The San Diego multifamily investment sales market continues to record increased activity compared to the first half of both 2023 and 2024, though the number of sales that have taken place continue to lag historical norms. The sales that have taken place have reflected a wide range in pricing. While the median sale price to this point in the year is down 5% from 2024 to $343,500 per unit, some properties traded for nearly $700,000 per unit. The slight decline in pricing was driven primarily by a dip in Class B values. Compared to 2024, Class B assets that have changed hands this year are, on average, 13 years older and are more often located in more affordable inland areas such as El Cajon and La Mesa. As a result, median Class B pricing is down 17% from last year, while both Class A and Class C properties have continued to trade at elevated values.

Looking ahead

The increasing pace of deliveries scheduled for the second half of the year is expected to have a mixed impact on San Diego multifamily operating conditions. The vacancy rate is forecast to inch higher in coming months, though increases should be modest despite a cyclical high number of new unit deliveries. Asking rents may post a modest increase from current levels, partially driven by an influx of new Class A product coming online with elevated asking rents. Conditions could soften slightly again in 2026 as absorption lags the pace of new construction, though net move-ins have been steady in recent periods and are not expected to slow. The Balboa Park submarket will likely exemplify these broader market trends, as the relatively small submarket adds a significant number of new units. The National City/Chula Vista area is expected to remain one of San Diego’s top performers in rent and vacancy improvements, fueled in part by strong employment growth in the area.

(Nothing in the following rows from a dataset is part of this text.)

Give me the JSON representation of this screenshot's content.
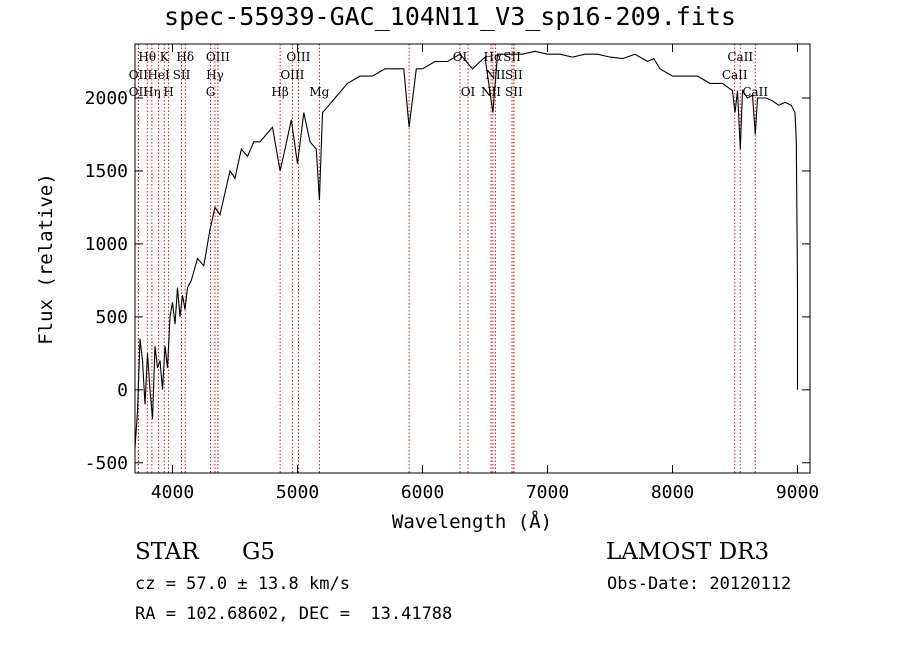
{
  "chart_data": {
    "type": "line",
    "title": "spec-55939-GAC_104N11_V3_sp16-209.fits",
    "xlabel": "Wavelength (Å)",
    "ylabel": "Flux (relative)",
    "xlim": [
      3700,
      9100
    ],
    "ylim": [
      -570,
      2370
    ],
    "xticks": [
      4000,
      5000,
      6000,
      7000,
      8000,
      9000
    ],
    "yticks": [
      -500,
      0,
      500,
      1000,
      1500,
      2000
    ],
    "series": [
      {
        "name": "flux",
        "x": [
          3700,
          3720,
          3740,
          3760,
          3780,
          3800,
          3820,
          3840,
          3860,
          3880,
          3900,
          3920,
          3940,
          3960,
          3980,
          4000,
          4020,
          4040,
          4060,
          4080,
          4100,
          4120,
          4150,
          4200,
          4250,
          4300,
          4340,
          4380,
          4420,
          4460,
          4500,
          4550,
          4600,
          4650,
          4700,
          4750,
          4800,
          4861,
          4900,
          4950,
          5000,
          5050,
          5100,
          5150,
          5175,
          5200,
          5250,
          5300,
          5400,
          5500,
          5600,
          5700,
          5800,
          5850,
          5893,
          5950,
          6000,
          6100,
          6200,
          6300,
          6400,
          6500,
          6563,
          6600,
          6700,
          6800,
          6900,
          7000,
          7100,
          7200,
          7300,
          7400,
          7500,
          7600,
          7700,
          7800,
          7850,
          7900,
          8000,
          8100,
          8200,
          8300,
          8400,
          8480,
          8500,
          8520,
          8542,
          8560,
          8600,
          8640,
          8662,
          8680,
          8700,
          8750,
          8800,
          8850,
          8900,
          8950,
          8980,
          8990,
          9000,
          9000
        ],
        "y": [
          -400,
          -150,
          350,
          200,
          -100,
          250,
          0,
          -200,
          300,
          150,
          200,
          0,
          300,
          150,
          500,
          600,
          450,
          700,
          500,
          650,
          550,
          700,
          750,
          900,
          850,
          1100,
          1250,
          1200,
          1350,
          1500,
          1450,
          1650,
          1600,
          1700,
          1700,
          1750,
          1800,
          1500,
          1650,
          1850,
          1550,
          1900,
          1700,
          1650,
          1300,
          1900,
          1950,
          2000,
          2100,
          2150,
          2150,
          2200,
          2200,
          2200,
          1800,
          2200,
          2200,
          2250,
          2250,
          2300,
          2200,
          2280,
          1900,
          2300,
          2300,
          2300,
          2320,
          2300,
          2300,
          2280,
          2300,
          2300,
          2280,
          2270,
          2300,
          2250,
          2270,
          2200,
          2150,
          2150,
          2150,
          2100,
          2100,
          2050,
          1900,
          2050,
          1650,
          2050,
          2000,
          2020,
          1750,
          2000,
          2000,
          2000,
          1980,
          1950,
          1970,
          1950,
          1900,
          1700,
          700,
          0
        ]
      }
    ],
    "lines": [
      {
        "label": "Hθ",
        "wl": 3798,
        "row": 1
      },
      {
        "label": "OII",
        "wl": 3727,
        "row": 2
      },
      {
        "label": "OII",
        "wl": 3727,
        "row": 3
      },
      {
        "label": "Hη",
        "wl": 3835,
        "row": 3
      },
      {
        "label": "HeI",
        "wl": 3889,
        "row": 2
      },
      {
        "label": "K",
        "wl": 3934,
        "row": 1
      },
      {
        "label": "SII",
        "wl": 4072,
        "row": 2
      },
      {
        "label": "H",
        "wl": 3969,
        "row": 3
      },
      {
        "label": "Hδ",
        "wl": 4102,
        "row": 1
      },
      {
        "label": "OIII",
        "wl": 4363,
        "row": 1
      },
      {
        "label": "Hγ",
        "wl": 4340,
        "row": 2
      },
      {
        "label": "G",
        "wl": 4304,
        "row": 3
      },
      {
        "label": "OIII",
        "wl": 5007,
        "row": 1
      },
      {
        "label": "OIII",
        "wl": 4959,
        "row": 2
      },
      {
        "label": "Hβ",
        "wl": 4861,
        "row": 3
      },
      {
        "label": "Mg",
        "wl": 5175,
        "row": 3
      },
      {
        "label": "OI",
        "wl": 6300,
        "row": 1
      },
      {
        "label": "OI",
        "wl": 6364,
        "row": 3
      },
      {
        "label": "Hα",
        "wl": 6563,
        "row": 1
      },
      {
        "label": "NII",
        "wl": 6583,
        "row": 2
      },
      {
        "label": "NII",
        "wl": 6548,
        "row": 3
      },
      {
        "label": "SII",
        "wl": 6716,
        "row": 1
      },
      {
        "label": "SII",
        "wl": 6731,
        "row": 2
      },
      {
        "label": "SII",
        "wl": 6731,
        "row": 3
      },
      {
        "label": "CaII",
        "wl": 8542,
        "row": 1
      },
      {
        "label": "CaII",
        "wl": 8498,
        "row": 2
      },
      {
        "label": "CaII",
        "wl": 8662,
        "row": 3
      },
      {
        "label": "",
        "wl": 5893,
        "row": 0
      }
    ]
  },
  "info": {
    "class_label": "STAR",
    "subclass_label": "G5",
    "survey": "LAMOST DR3",
    "redshift": "cz = 57.0 ± 13.8 km/s",
    "obs_date": "Obs-Date: 20120112",
    "coords": "RA = 102.68602, DEC =  13.41788"
  },
  "colors": {
    "line_marker": "#cc0000",
    "spectrum": "#000000"
  }
}
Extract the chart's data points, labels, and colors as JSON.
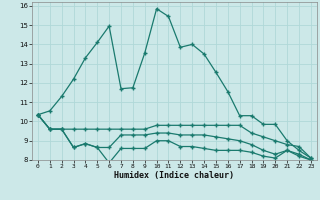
{
  "xlabel": "Humidex (Indice chaleur)",
  "bg_color": "#cce8e8",
  "grid_color": "#b0d8d8",
  "line_color": "#1a7a6e",
  "xlim": [
    -0.5,
    23.5
  ],
  "ylim": [
    8,
    16.2
  ],
  "xticks": [
    0,
    1,
    2,
    3,
    4,
    5,
    6,
    7,
    8,
    9,
    10,
    11,
    12,
    13,
    14,
    15,
    16,
    17,
    18,
    19,
    20,
    21,
    22,
    23
  ],
  "yticks": [
    8,
    9,
    10,
    11,
    12,
    13,
    14,
    15,
    16
  ],
  "series1_x": [
    0,
    1,
    2,
    3,
    4,
    5,
    6,
    7,
    8,
    9,
    10,
    11,
    12,
    13,
    14,
    15,
    16,
    17,
    18,
    19,
    20,
    21,
    22,
    23
  ],
  "series1_y": [
    10.35,
    10.55,
    11.3,
    12.2,
    13.3,
    14.1,
    14.95,
    11.7,
    11.75,
    13.55,
    15.85,
    15.45,
    13.85,
    14.0,
    13.5,
    12.55,
    11.55,
    10.3,
    10.3,
    9.85,
    9.85,
    9.0,
    8.5,
    8.1
  ],
  "series2_x": [
    0,
    1,
    2,
    3,
    4,
    5,
    6,
    7,
    8,
    9,
    10,
    11,
    12,
    13,
    14,
    15,
    16,
    17,
    18,
    19,
    20,
    21,
    22,
    23
  ],
  "series2_y": [
    10.35,
    9.6,
    9.6,
    9.6,
    9.6,
    9.6,
    9.6,
    9.6,
    9.6,
    9.6,
    9.8,
    9.8,
    9.8,
    9.8,
    9.8,
    9.8,
    9.8,
    9.8,
    9.4,
    9.2,
    9.0,
    8.8,
    8.7,
    8.1
  ],
  "series3_x": [
    0,
    1,
    2,
    3,
    4,
    5,
    6,
    7,
    8,
    9,
    10,
    11,
    12,
    13,
    14,
    15,
    16,
    17,
    18,
    19,
    20,
    21,
    22,
    23
  ],
  "series3_y": [
    10.35,
    9.6,
    9.6,
    8.65,
    8.85,
    8.65,
    7.85,
    8.6,
    8.6,
    8.6,
    9.0,
    9.0,
    8.7,
    8.7,
    8.6,
    8.5,
    8.5,
    8.5,
    8.4,
    8.2,
    8.1,
    8.5,
    8.2,
    8.0
  ],
  "series4_x": [
    0,
    1,
    2,
    3,
    4,
    5,
    6,
    7,
    8,
    9,
    10,
    11,
    12,
    13,
    14,
    15,
    16,
    17,
    18,
    19,
    20,
    21,
    22,
    23
  ],
  "series4_y": [
    10.35,
    9.6,
    9.6,
    8.65,
    8.85,
    8.65,
    8.65,
    9.3,
    9.3,
    9.3,
    9.4,
    9.4,
    9.3,
    9.3,
    9.3,
    9.2,
    9.1,
    9.0,
    8.8,
    8.5,
    8.3,
    8.5,
    8.3,
    8.0
  ]
}
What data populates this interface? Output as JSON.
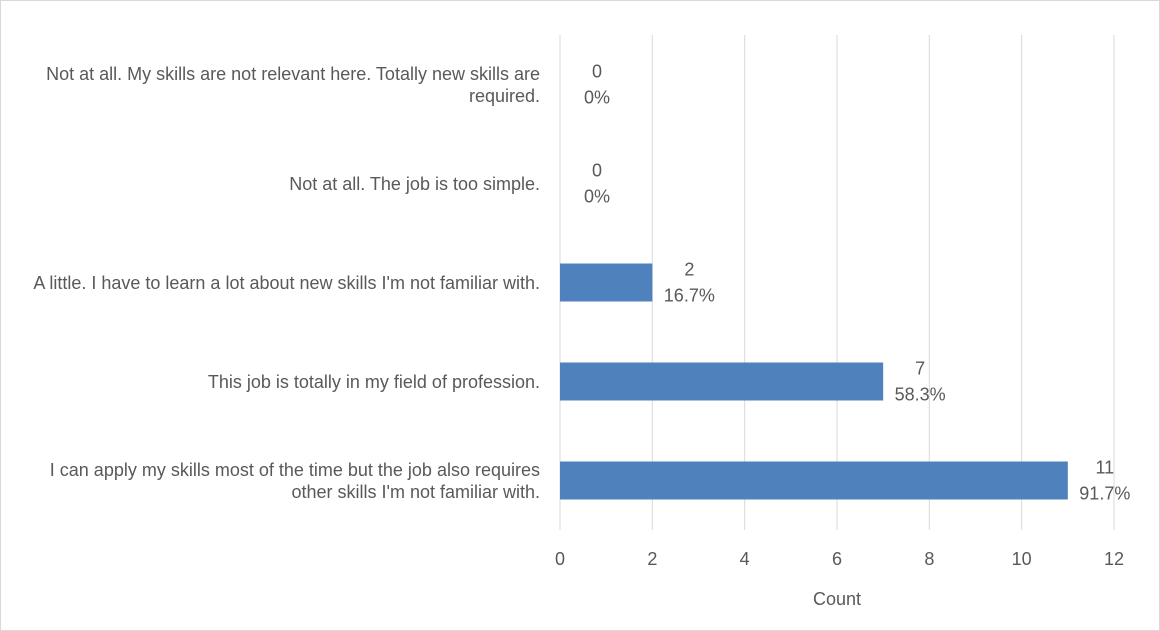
{
  "chart_data": {
    "type": "barh",
    "categories": [
      "Not at all. My skills are not relevant here. Totally new skills are required.",
      "Not at all. The job is too simple.",
      "A little. I have to learn a lot about new skills I'm not familiar with.",
      "This job is totally in my field of profession.",
      "I can apply my skills most of the time but the job also requires other skills I'm not familiar with."
    ],
    "values": [
      0,
      0,
      2,
      7,
      11
    ],
    "percent_labels": [
      "0%",
      "0%",
      "16.7%",
      "58.3%",
      "91.7%"
    ],
    "color": "#4f81bd",
    "xlabel": "Count",
    "xlim": [
      0,
      12
    ],
    "xticks": [
      0,
      2,
      4,
      6,
      8,
      10,
      12
    ],
    "grid": true
  }
}
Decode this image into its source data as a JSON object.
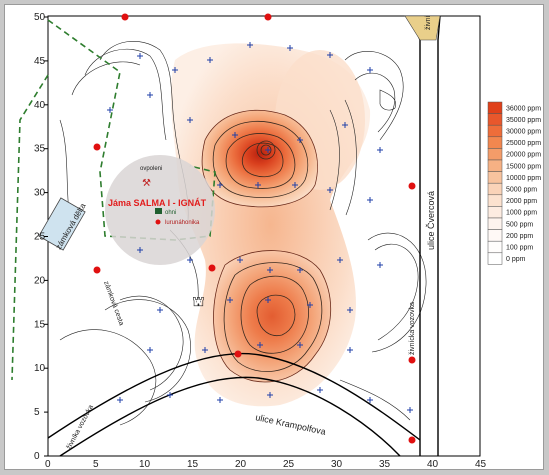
{
  "map": {
    "pit_name": "Jáma SALMA I - IGNÁT",
    "legend_small": [
      "ohni",
      "lurunáhonika"
    ],
    "label_zamkova_delta": "zámková dělta",
    "label_zamkova_cesta": "zámková cesta",
    "label_zivnostka": "živníka vozovka",
    "label_krampolfova": "ulice Krampolfova",
    "label_cvercova": "ulice Čvercová",
    "label_zivnostka2": "živnícka vozovka",
    "label_top_right": "živní",
    "label_corridor": "ovpoleni"
  },
  "axes": {
    "y_ticks": [
      "50",
      "45",
      "40",
      "35",
      "30",
      "25",
      "20",
      "15",
      "10",
      "5",
      "0"
    ],
    "x_ticks": [
      "0",
      "5",
      "10",
      "15",
      "20",
      "25",
      "30",
      "35",
      "40",
      "45"
    ]
  },
  "legend": {
    "items": [
      {
        "label": "36000 ppm",
        "color": "#e0401a"
      },
      {
        "label": "35000 ppm",
        "color": "#e8572c"
      },
      {
        "label": "30000 ppm",
        "color": "#ee6d3a"
      },
      {
        "label": "25000 ppm",
        "color": "#f2874f"
      },
      {
        "label": "20000 ppm",
        "color": "#f49c69"
      },
      {
        "label": "15000 ppm",
        "color": "#f6b184"
      },
      {
        "label": "10000 ppm",
        "color": "#f8c39e"
      },
      {
        "label": "5000 ppm",
        "color": "#fad3b8"
      },
      {
        "label": "2000 ppm",
        "color": "#fce2cf"
      },
      {
        "label": "1000 ppm",
        "color": "#fdece1"
      },
      {
        "label": "500 ppm",
        "color": "#fef4ee"
      },
      {
        "label": "200 ppm",
        "color": "#fff9f6"
      },
      {
        "label": "100 ppm",
        "color": "#fffdfc"
      },
      {
        "label": "0 ppm",
        "color": "#ffffff"
      }
    ]
  }
}
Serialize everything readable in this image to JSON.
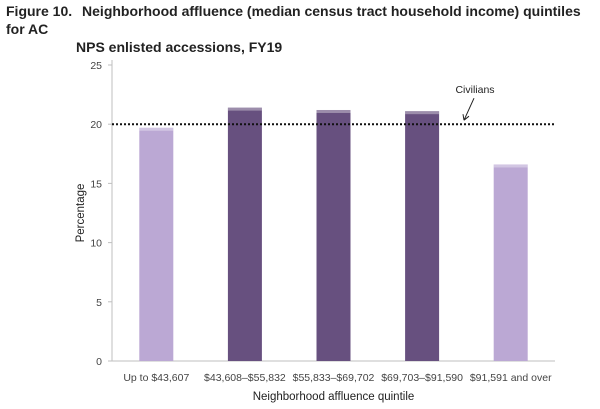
{
  "figure": {
    "label": "Figure 10.",
    "title_line1": "Neighborhood affluence (median census tract household income) quintiles for AC",
    "title_line2": "NPS enlisted accessions, FY19"
  },
  "chart_data": {
    "type": "bar",
    "categories": [
      "Up to $43,607",
      "$43,608–$55,832",
      "$55,833–$69,702",
      "$69,703–$91,590",
      "$91,591 and over"
    ],
    "values": [
      19.7,
      21.4,
      21.2,
      21.1,
      16.6
    ],
    "bar_colors": [
      "#bba8d4",
      "#67507f",
      "#67507f",
      "#67507f",
      "#bba8d4"
    ],
    "xlabel": "Neighborhood affluence quintile",
    "ylabel": "Percentage",
    "ylim": [
      0,
      25
    ],
    "yticks": [
      0,
      5,
      10,
      15,
      20,
      25
    ],
    "reference_line": {
      "label": "Civilians",
      "value": 20
    },
    "grid": false
  }
}
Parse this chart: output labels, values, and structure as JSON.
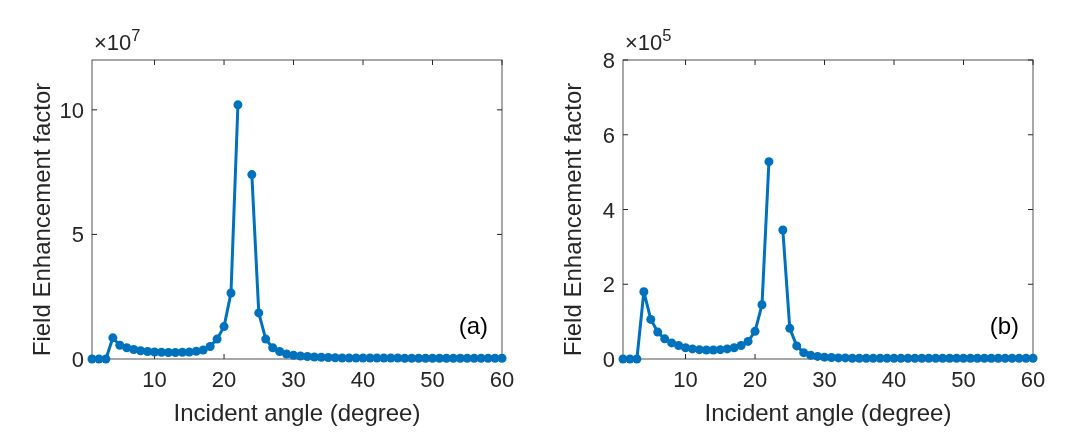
{
  "chart_data": [
    {
      "type": "line",
      "xlabel": "Incident angle (degree)",
      "ylabel": "Field Enhancement factor",
      "annotations": [
        "×10$^{7}$",
        "(a)"
      ],
      "x": [
        1,
        2,
        3,
        4,
        5,
        6,
        7,
        8,
        9,
        10,
        11,
        12,
        13,
        14,
        15,
        16,
        17,
        18,
        19,
        20,
        21,
        22,
        23,
        24,
        25,
        26,
        27,
        28,
        29,
        30,
        31,
        32,
        33,
        34,
        35,
        36,
        37,
        38,
        39,
        40,
        41,
        42,
        43,
        44,
        45,
        46,
        47,
        48,
        49,
        50,
        51,
        52,
        53,
        54,
        55,
        56,
        57,
        58,
        59,
        60
      ],
      "xlim": [
        1,
        60
      ],
      "xticks": [
        10,
        20,
        30,
        40,
        50,
        60
      ],
      "ylim": [
        0,
        12
      ],
      "yticks": [
        0,
        5,
        10
      ],
      "marker": "circle",
      "line_style": "solid",
      "series": [
        {
          "color": "#0072bd",
          "values": [
            0,
            0,
            0,
            0.85,
            0.55,
            0.45,
            0.38,
            0.33,
            0.3,
            0.28,
            0.27,
            0.26,
            0.26,
            0.27,
            0.28,
            0.31,
            0.36,
            0.5,
            0.8,
            1.3,
            2.65,
            10.2,
            null,
            7.4,
            1.85,
            0.8,
            0.45,
            0.3,
            0.2,
            0.15,
            0.12,
            0.1,
            0.08,
            0.07,
            0.06,
            0.05,
            0.04,
            0.04,
            0.04,
            0.04,
            0.04,
            0.04,
            0.04,
            0.04,
            0.04,
            0.03,
            0.03,
            0.03,
            0.03,
            0.03,
            0.03,
            0.03,
            0.03,
            0.03,
            0.03,
            0.03,
            0.03,
            0.03,
            0.03,
            0.03
          ]
        }
      ]
    },
    {
      "type": "line",
      "xlabel": "Incident angle (degree)",
      "ylabel": "Field Enhancement factor",
      "annotations": [
        "×10$^{5}$",
        "(b)"
      ],
      "x": [
        1,
        2,
        3,
        4,
        5,
        6,
        7,
        8,
        9,
        10,
        11,
        12,
        13,
        14,
        15,
        16,
        17,
        18,
        19,
        20,
        21,
        22,
        23,
        24,
        25,
        26,
        27,
        28,
        29,
        30,
        31,
        32,
        33,
        34,
        35,
        36,
        37,
        38,
        39,
        40,
        41,
        42,
        43,
        44,
        45,
        46,
        47,
        48,
        49,
        50,
        51,
        52,
        53,
        54,
        55,
        56,
        57,
        58,
        59,
        60
      ],
      "xlim": [
        1,
        60
      ],
      "xticks": [
        10,
        20,
        30,
        40,
        50,
        60
      ],
      "ylim": [
        0,
        8
      ],
      "yticks": [
        0,
        2,
        4,
        6,
        8
      ],
      "marker": "circle",
      "line_style": "solid",
      "series": [
        {
          "color": "#0072bd",
          "values": [
            0,
            0,
            0,
            1.8,
            1.06,
            0.72,
            0.54,
            0.43,
            0.36,
            0.3,
            0.27,
            0.25,
            0.24,
            0.24,
            0.25,
            0.27,
            0.3,
            0.36,
            0.47,
            0.74,
            1.45,
            5.28,
            null,
            3.45,
            0.82,
            0.35,
            0.17,
            0.1,
            0.07,
            0.05,
            0.04,
            0.03,
            0.03,
            0.02,
            0.02,
            0.02,
            0.02,
            0.02,
            0.02,
            0.02,
            0.02,
            0.02,
            0.02,
            0.02,
            0.02,
            0.02,
            0.02,
            0.02,
            0.02,
            0.02,
            0.02,
            0.02,
            0.02,
            0.02,
            0.02,
            0.02,
            0.02,
            0.02,
            0.02,
            0.02
          ]
        }
      ]
    }
  ]
}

Current trends are likely to continue throughout the remainder of the year in the San Diego multifamily investment sales market. Transaction volume typically accelerates in the second half of the year in this market, so increased activity can be expected in the coming months. Transaction volume is unlikely to reach historical norms in 2025, though 2026 sales activity may approach the lower range of what was previously considered normal for the region. Submarkets such as Chula Vista/Imperial Beach and Downtown San Diego, which are typically leaders in sales, are expected to become more active in the near term. So far this year, trades have been spread out evenly across the region’s submarkets. Cap rates are expected to remain stable, holding near 4.5% as they have since 2023.